Иели бросался за отбившимися жеребятами и печально гнал их к холму, а перед глазами все время была мама с белым платком на голове… Она уже больше не разговаривала с ним.

Отец Иели был пастухом в Раголетти, по ту сторону Ликодии. В этих краях лихорадке есть где разгуляться, говорили крестьяне в округе; зато в местах, зараженных малярией, пастбища тучные, к коровам же лихорадка не пристает.

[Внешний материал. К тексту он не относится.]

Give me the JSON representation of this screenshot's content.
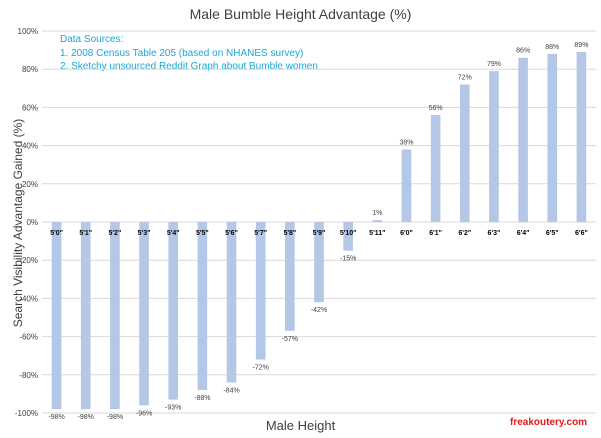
{
  "chart_data": {
    "type": "bar",
    "title": "Male Bumble Height Advantage (%)",
    "xlabel": "Male Height",
    "ylabel": "Search Visibility Advantage Gained (%)",
    "categories": [
      "5'0\"",
      "5'1\"",
      "5'2\"",
      "5'3\"",
      "5'4\"",
      "5'5\"",
      "5'6\"",
      "5'7\"",
      "5'8\"",
      "5'9\"",
      "5'10\"",
      "5'11\"",
      "6'0\"",
      "6'1\"",
      "6'2\"",
      "6'3\"",
      "6'4\"",
      "6'5\"",
      "6'6\""
    ],
    "values": [
      -98,
      -98,
      -98,
      -96,
      -93,
      -88,
      -84,
      -72,
      -57,
      -42,
      -15,
      1,
      38,
      56,
      72,
      79,
      86,
      88,
      89
    ],
    "data_labels": [
      "-98%",
      "-98%",
      "-98%",
      "-96%",
      "-93%",
      "-88%",
      "-84%",
      "-72%",
      "-57%",
      "-42%",
      "-15%",
      "1%",
      "38%",
      "56%",
      "72%",
      "79%",
      "86%",
      "88%",
      "89%"
    ],
    "ylim": [
      -100,
      100
    ],
    "yticks": [
      -100,
      -80,
      -60,
      -40,
      -20,
      0,
      20,
      40,
      60,
      80,
      100
    ],
    "ytick_labels": [
      "-100%",
      "-80%",
      "-60%",
      "-40%",
      "-20%",
      "0%",
      "20%",
      "40%",
      "60%",
      "80%",
      "100%"
    ],
    "grid": true,
    "bar_color": "#b4c7e7",
    "annotation": {
      "heading": "Data Sources:",
      "lines": [
        "1. 2008 Census Table 205 (based on NHANES survey)",
        "2. Sketchy unsourced Reddit Graph about Bumble women"
      ]
    }
  },
  "watermark": "freakoutery.com",
  "colors": {
    "grid": "#d9d9d9",
    "text": "#404040",
    "annotation": "#1aa6d9",
    "watermark": "#e31a1a"
  }
}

Иели проводил в полях круглый год — то у дона Ферранте или у плотин Комменды, то в долине Ячитано, Охотники и пешеходы, проходившие здесь, чтобы сократить путь, встречали его повсюду — он был словно беспризорная собака. Но Иели не страдал от этого — мальчик привык к лошадям; они тихонько брели впереди, объедая клевер, а вокруг него, пока солнце медленно совершало свой путь и тени, удлиняясь, исчезали, стаями летали птицы. У Иели хватало времени наблюдать, как нагромождаются облака, как они превращаются постепенно в горы и долины; он знал, какой ветер несет бурю и какого цвета бывает туча перед снегопадом. Каждая вещь имела свое лицо и свое назначение, и в любое время дня было на что посмотреть и что послушать. А перед закатом, когда Иели начинал играть на свирели, вырезанной из ветки бузины, подходила вороная и, лениво жуя клевер, смотрела на него большими умными глазами.

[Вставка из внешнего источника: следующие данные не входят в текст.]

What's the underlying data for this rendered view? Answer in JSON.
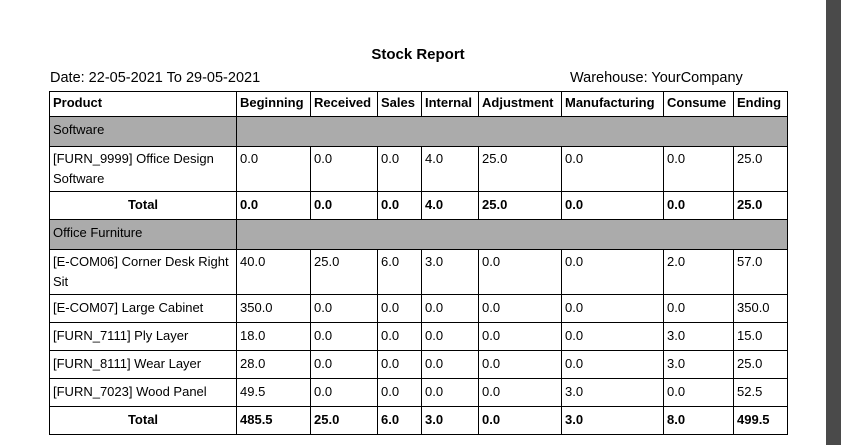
{
  "report": {
    "title": "Stock Report",
    "date_range": "Date: 22-05-2021 To 29-05-2021",
    "warehouse": "Warehouse: YourCompany"
  },
  "table": {
    "headers": [
      "Product",
      "Beginning",
      "Received",
      "Sales",
      "Internal",
      "Adjustment",
      "Manufacturing",
      "Consume",
      "Ending"
    ],
    "groups": [
      {
        "category": "Software",
        "rows": [
          {
            "product": "[FURN_9999] Office Design Software",
            "values": [
              "0.0",
              "0.0",
              "0.0",
              "4.0",
              "25.0",
              "0.0",
              "0.0",
              "25.0"
            ]
          }
        ],
        "total": {
          "label": "Total",
          "values": [
            "0.0",
            "0.0",
            "0.0",
            "4.0",
            "25.0",
            "0.0",
            "0.0",
            "25.0"
          ]
        }
      },
      {
        "category": "Office Furniture",
        "rows": [
          {
            "product": "[E-COM06] Corner Desk Right Sit",
            "values": [
              "40.0",
              "25.0",
              "6.0",
              "3.0",
              "0.0",
              "0.0",
              "2.0",
              "57.0"
            ]
          },
          {
            "product": "[E-COM07] Large Cabinet",
            "values": [
              "350.0",
              "0.0",
              "0.0",
              "0.0",
              "0.0",
              "0.0",
              "0.0",
              "350.0"
            ]
          },
          {
            "product": "[FURN_7111] Ply Layer",
            "values": [
              "18.0",
              "0.0",
              "0.0",
              "0.0",
              "0.0",
              "0.0",
              "3.0",
              "15.0"
            ]
          },
          {
            "product": "[FURN_8111] Wear Layer",
            "values": [
              "28.0",
              "0.0",
              "0.0",
              "0.0",
              "0.0",
              "0.0",
              "3.0",
              "25.0"
            ]
          },
          {
            "product": "[FURN_7023] Wood Panel",
            "values": [
              "49.5",
              "0.0",
              "0.0",
              "0.0",
              "0.0",
              "3.0",
              "0.0",
              "52.5"
            ]
          }
        ],
        "total": {
          "label": "Total",
          "values": [
            "485.5",
            "25.0",
            "6.0",
            "3.0",
            "0.0",
            "3.0",
            "8.0",
            "499.5"
          ]
        }
      }
    ]
  }
}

Иели было чуть-чуть тоскливо лишь на пустынных пастбищах Пассанителло. Там нет ни зарослей, ни кустарника, а в жаркие месяцы не пролетит ни одна птица. Лошади, повесив головы, сбиваются тогда кучками, чтобы защитить друг друга своей тенью, а в долгие дни молотьбы безмолвный зной не спадает по целых шестнадцать часов!

Там, где травы было много и лошади подолгу оставались на одном месте, Иели занимался каким-нибудь делом: мастерил клетки из тростника для кузнечиков, вырезал дудочки, делал камышовые корзинки. Когда северный ветер гнал над полем вереницы ворон или когда крылья цикад трепетали на солнце, выжигавшем даже стерню, Иели при помощи четырех веток умел соорудить навес, защищавший его от жары или холода; на костре из сухих побегов сумаха он жарил желуди, собранные в дубовой роще и напоминавшие вкусом каштаны, или подсушивал толстые ломти хлеба, когда они начинали плесневеть, — ведь зимой в Пассанителло дороги такие скверные, что иногда недели по две не видно ни одной живой души.

Альфонсо, на которого родители ветру не давали пахнуть, завидовал полотняному мешку своего друга Иели, в котором тот носил все свои пожитки — хлеб, луковицы, флягу с вином, платок для защиты от холода, лоскуты, нитки, большие иголки, жестяную коробку с приманкой и кремень. Он завидовал даже тому, что в табуне у Иели была норовистая, злая разноглазая кобыла с челкой из взъерошенных волос на лбу; она, словно свирепая дворовая собака, раздувала ноздри, если кто-нибудь хотел сесть на нее верхом. Это позволялось только Иели. Ему она даже разрешала почесывать ее чуткие уши и в это время обнюхивала его, как бы пытаясь лучше понять, что он говорит.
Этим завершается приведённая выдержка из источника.